Other Possible Factors
- There is some evidence that urinary infection and periodontal disease during pregnancy are associated with an increased risk of preeclampsia, which may indicate the fact that antibiotics may play an important role in preventing this condition. There`s also some evidence that the insufficient intake of vitamin D increases the risk of preeclampsia and that supplements with vitamin D at the beginning of pregnancy may play an essential role in preventing this complication.
- High levels of certain found proteins. Pregnant women who had an increased level of certain proteins in blood or urine have developed preeclampsia. These proteins interfere with the growth and function of blood vessels – strengthening the theory regarding the cause of this condition – abnormalities of blood vessels which feed the placenta.
Most women who have this medical condition give birth to healthy babies. The risks are higher for both the mother and baby if the condition is more severe and if it appears earlier in pregnancy. This complication may require artificially induced labor, but a C-section isn`t always necessary in these cases. Your doctor may recommend it though if the induction of labor becomes difficult due to the gestational age of your baby.

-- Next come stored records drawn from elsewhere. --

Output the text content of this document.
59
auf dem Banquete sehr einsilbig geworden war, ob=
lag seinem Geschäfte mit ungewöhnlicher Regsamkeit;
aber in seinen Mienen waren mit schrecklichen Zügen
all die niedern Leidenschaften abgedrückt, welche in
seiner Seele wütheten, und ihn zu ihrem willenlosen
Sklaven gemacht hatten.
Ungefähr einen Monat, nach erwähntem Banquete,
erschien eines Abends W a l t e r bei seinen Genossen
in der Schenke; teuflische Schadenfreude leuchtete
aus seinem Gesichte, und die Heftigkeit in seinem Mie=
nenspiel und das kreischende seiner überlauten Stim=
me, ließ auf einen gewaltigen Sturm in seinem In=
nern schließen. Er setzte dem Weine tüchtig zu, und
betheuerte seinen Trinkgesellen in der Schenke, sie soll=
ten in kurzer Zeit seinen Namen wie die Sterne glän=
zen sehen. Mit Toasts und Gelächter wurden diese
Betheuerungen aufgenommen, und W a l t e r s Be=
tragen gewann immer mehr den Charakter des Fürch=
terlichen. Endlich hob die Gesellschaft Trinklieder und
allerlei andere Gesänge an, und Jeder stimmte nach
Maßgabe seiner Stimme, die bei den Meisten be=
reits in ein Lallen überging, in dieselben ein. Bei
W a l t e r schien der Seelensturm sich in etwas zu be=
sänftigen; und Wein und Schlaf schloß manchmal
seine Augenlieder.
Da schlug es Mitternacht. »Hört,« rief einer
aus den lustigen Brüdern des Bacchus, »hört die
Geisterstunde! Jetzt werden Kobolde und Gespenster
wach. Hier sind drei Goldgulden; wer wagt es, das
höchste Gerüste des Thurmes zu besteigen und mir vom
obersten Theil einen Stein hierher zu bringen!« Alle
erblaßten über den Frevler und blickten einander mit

Complications of this condition may include:
- Lack of blood flow to the placenta – This complication affects arteries which transport blood to the placenta. In case that isn`t enough blood reaching the placenta, the fetus may receive less oxygen and nutrients. This may lead to a slow development, low birth weight, premature birth and breathing difficulties for your baby.
- Placental abruption – This condition increases the risk of placental abruption, in which the placenta separates from the uterine wall before birth. The separation may lead to abundant bleeding and placental lesions, which can put your life in jeopardy as well as the baby`s life.
- HELLP syndrome –comes from hemolysis (destruction of red cells in blood), elevated liver enzymes and low platelet number. Symptoms of this syndrome include nausea, vomiting, headache and abdominal pains on the right side. This syndrome is extremely dangerous because it can appear before symptoms of preeclampsia.
- Eclampsia – When preeclampsia isn`t controlled, eclapmpsia – which is basically preeclampsia with convulsions, may appear. Symptoms include abdominal pains on the right side, severe headache, sight problems or change in mental status (decreased alertness). Eclampsia can affect vital organs permanently, such as brain, liver or kidneys. If left untreated, eclampsia leads to coma, brain damage or cerebral lesions.
- Cardiovascular diseases – preeclampsia can increase the risk of cardiovascular diseases.